They had planned and tried and failed, and planned and tried and failed, and lain in the weeds and planned and planned some more. Finally, the stars aligned, and by the slimmest of possible margins—one Supreme Court vote—they got in. Everybody assumed that after such a close election their feckless and indifferent Presidential candidate would become the compromiser he had promised to be. But their man in the White House, Dick Cheney, along with his brilliant staff of socioopaths, noting the liberal disarray after the corrupt Supreme Court decision, guided George W. Bush to take an uncompromising, highly ideological position that favored the massive looting that they had been waiting and hoping for.
Part of the looting plan had always been to foster a major war, which created unrivaled looting opportunities for many of them, the aerospace people, the defense contractors, the commodities manufacturers, the consultants and the like. The obvious target was Sadaam Hussein’s Iraq. Not everyone agreed, however, since the confinement tactics pursued by NATO seemed to be working. For months the decision hung in the balance. It was the crafty Cheney who found a solution. While Bush, bored with government and interested in physical conditioning, ignored his security staff and met with his foreign policy advisor only because he admired her good looks, Cheney pored over the intelligence reports. He, along with his pal the Secretary of Defense Donald Rumsfeld, noticed increasing references to terrorists stealing airplanes and attacking US targets with them. But by isolating the experienced and savvy Secretary of State, Colin Powell, keeping the inexperienced and ineffectual National Security advisor Condeleeza Rice confused, ordering the silly Attorney General John Ashforth to keep the FBI out of it, and intimidating the hold-over CIA director George Tenet, they kept the intelligence buried. Then, sure enough, on September 11, 2001 their efforts paid off, and from that date forward the whole nation was primed for war.
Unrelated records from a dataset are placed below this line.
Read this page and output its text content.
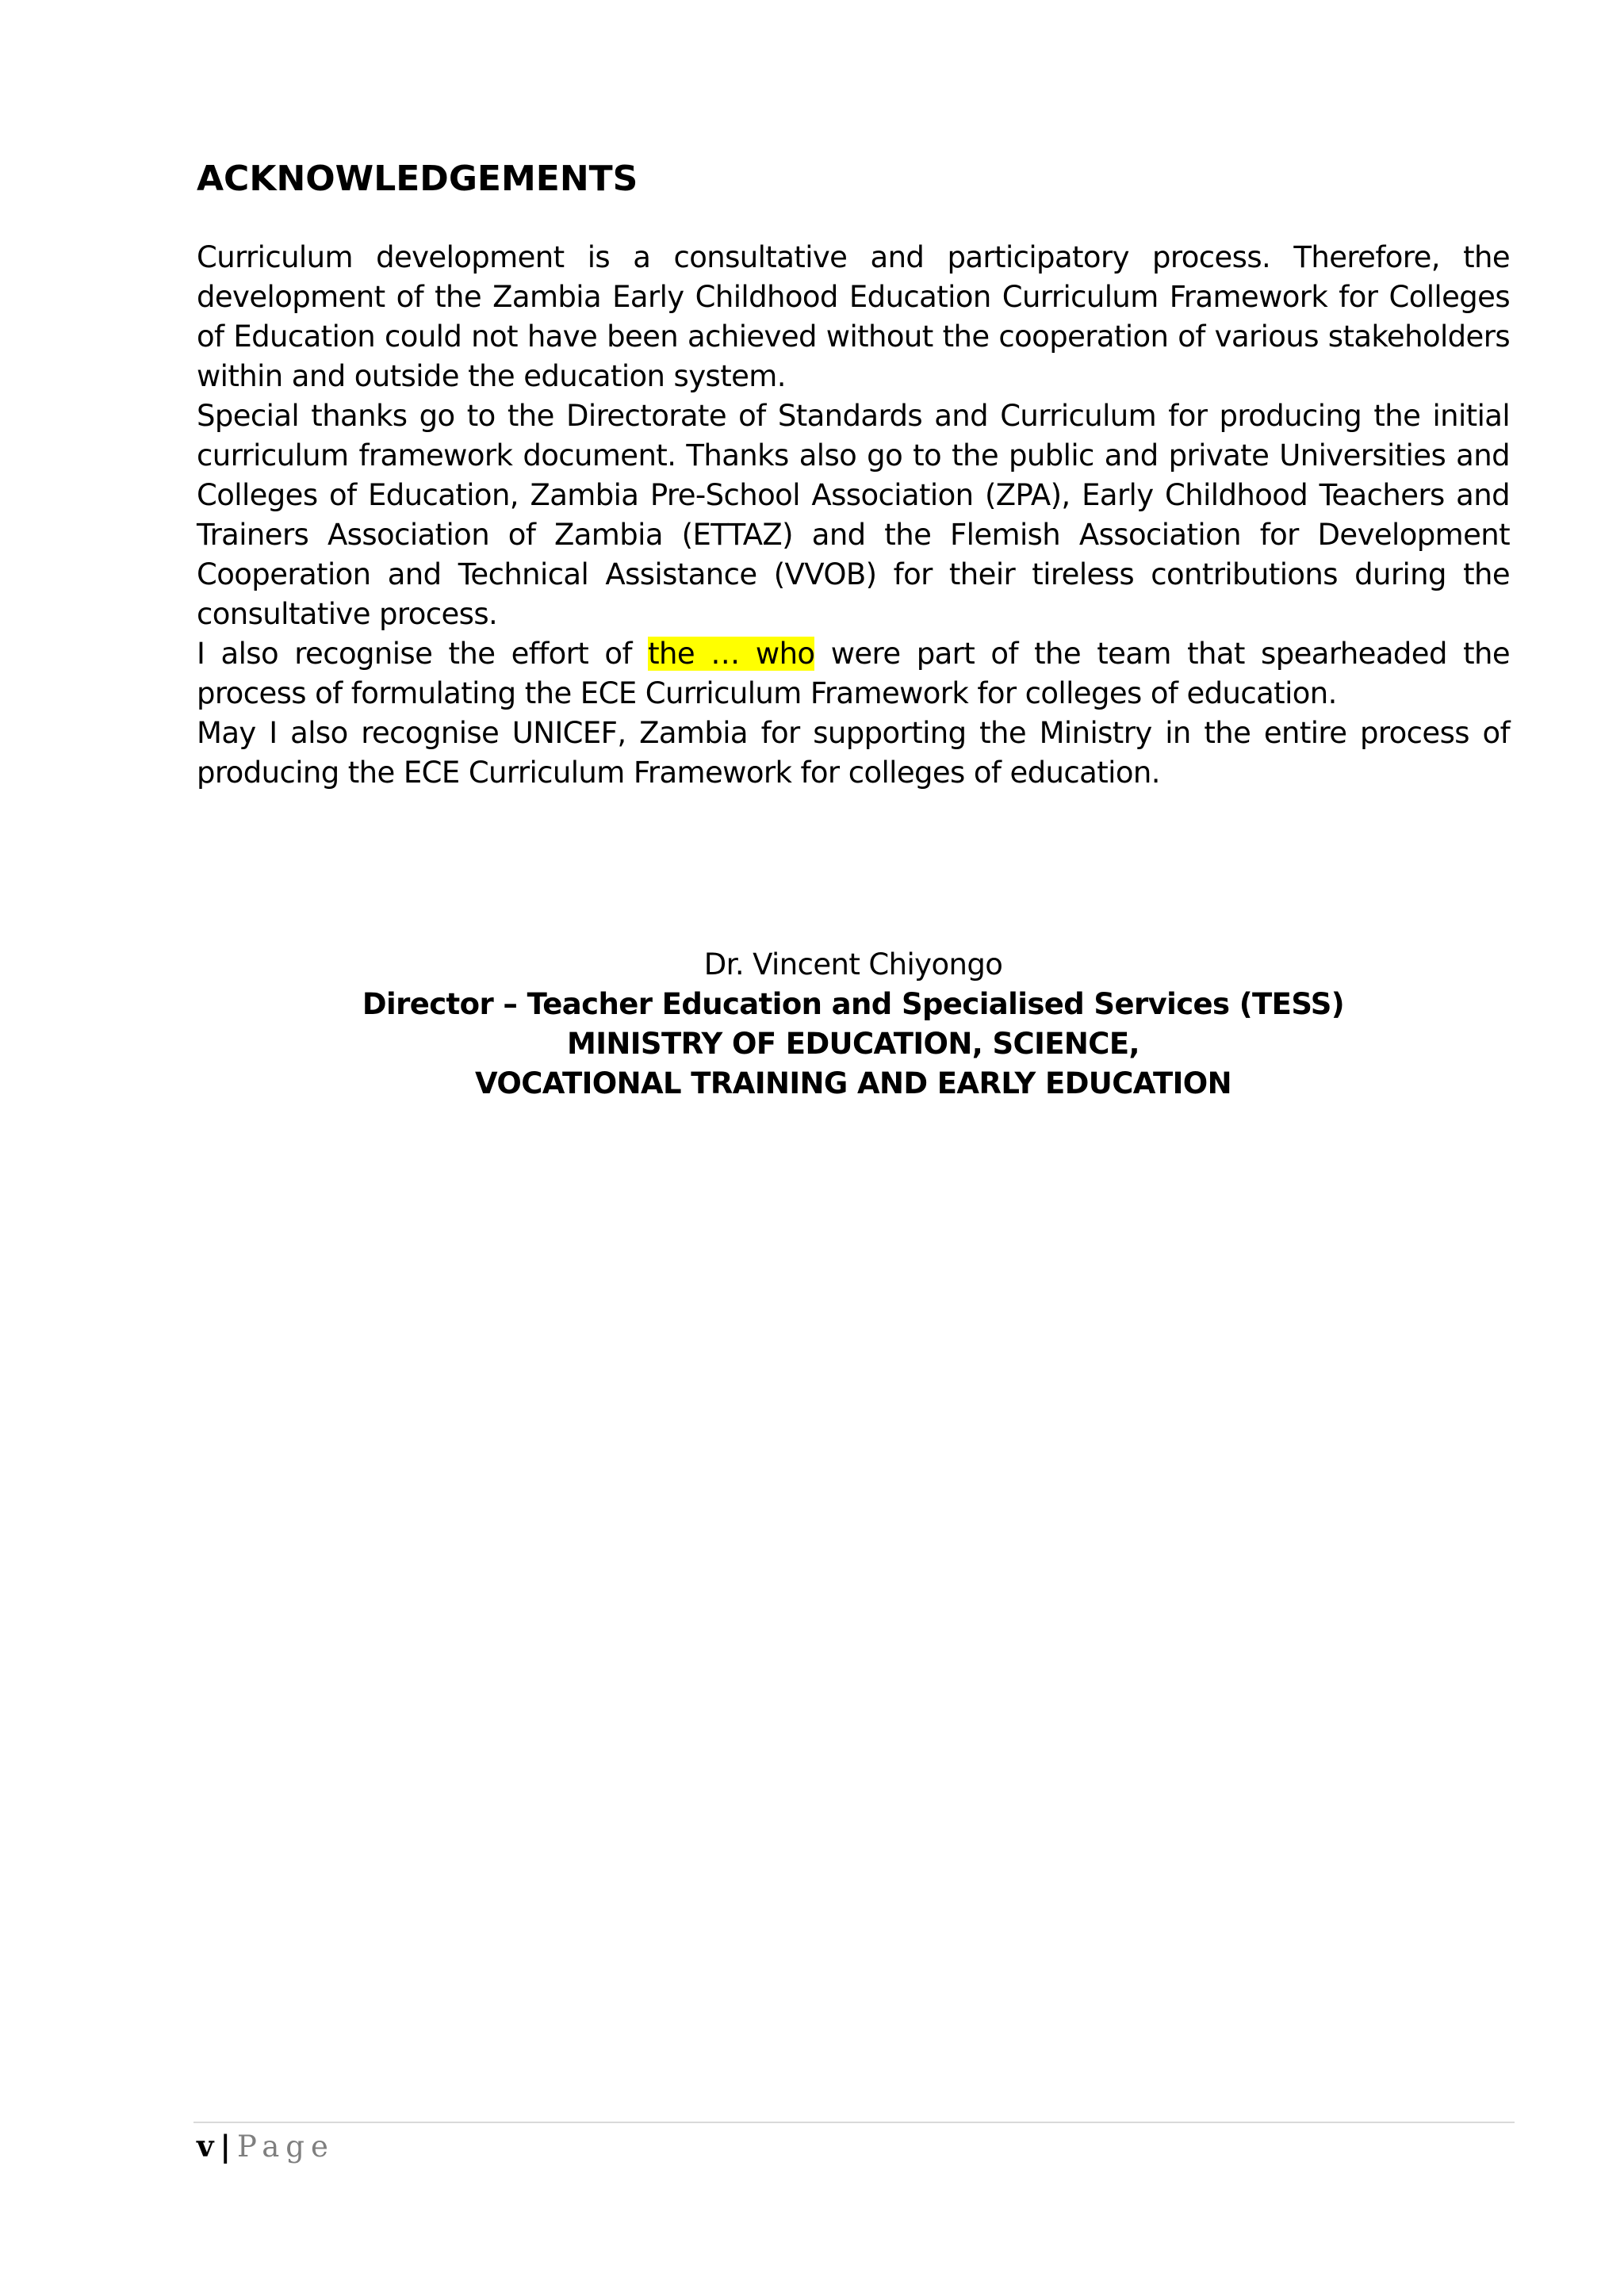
ACKNOWLEDGEMENTS

Curriculum development is a consultative and participatory process. Therefore, the development of the Zambia Early Childhood Education Curriculum Framework for Colleges of Education could not have been achieved without the cooperation of various stakeholders within and outside the education system.

Special thanks go to the Directorate of Standards and Curriculum for producing the initial curriculum framework document. Thanks also go to the public and private Universities and Colleges of Education, Zambia Pre-School Association (ZPA), Early Childhood Teachers and Trainers Association of Zambia (ETTAZ) and the Flemish Association for Development Cooperation and Technical Assistance (VVOB) for their tireless contributions during the consultative process.

I also recognise the effort of the … who were part of the team that spearheaded the process of formulating the ECE Curriculum Framework for colleges of education.

May I also recognise UNICEF, Zambia for supporting the Ministry in the entire process of producing the ECE Curriculum Framework for colleges of education.

Dr. Vincent Chiyongo

Director – Teacher Education and Specialised Services (TESS)

MINISTRY OF EDUCATION, SCIENCE,

VOCATIONAL TRAINING AND EARLY EDUCATION

v | Page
It has been estimated that the war in Iraq will end up costing $4 trillion, and apart from expenditures on the salaries of the troops, virtually all of this money has gone to them or their cronies on a cost-plus basis. But that isn’t all! I have been describing the war first, because nothing else lends itself to such massive looting. But the group’s efforts on the domestic front have been both heroic and highly lucrative as well. They have received gifts of the nation’s natural resources, including national forest timber, grazing lands, mining rights, offshore drilling rights, and even reductions in the miniscule royalties that oil companies have to pay for those rights. They have enjoyed enormous tax reductions, reduced or terminated scrutiny of their tax returns, foreign shelters, and accounting tricks, forgivenesses of past fiscal crimes, and virtual complete freedom from regulation in every area, whether health and safety, food, mining, the financial markets, or labor relations. Then there are the actions in violation of the Constitution, and the tawdry efforts to justify them. The catalogue is so long that it becomes tedious to recite.
The result has been to bring the US to the edge of moral and financial bankruptcy. Never in history has any nation so quickly lost its honor among other nations and peoples. Never in history, short of being conquered in war, has a nation lost so much wealth. Can we recover? Will this evil gang of sociopaths be punished in any way?
These are, to some degree, mutually exclusive possibilities. The new President appears capable of using this crisis as an opportunity to do many essential things that would otherwise have proven difficult to do. Such actions promise to make a substantial fiscal recovery possible; more importantly, to restore the health of the society, which in the course of this evil empire has been severely challenged. But if the new administation becomes diverted by pursuing and bringing to justice this evil gang, the redemptive and transformative possibiities of this Presidency will have been wasted. To be sure, if criminal cases can be made, they should be. If the pursuit of these villains costs them their ill-gotten gains and their peace of mind, so much the better. But this matter cannot be a priority, at a time when crisis and opportunity in equal measure require our full attention and effort.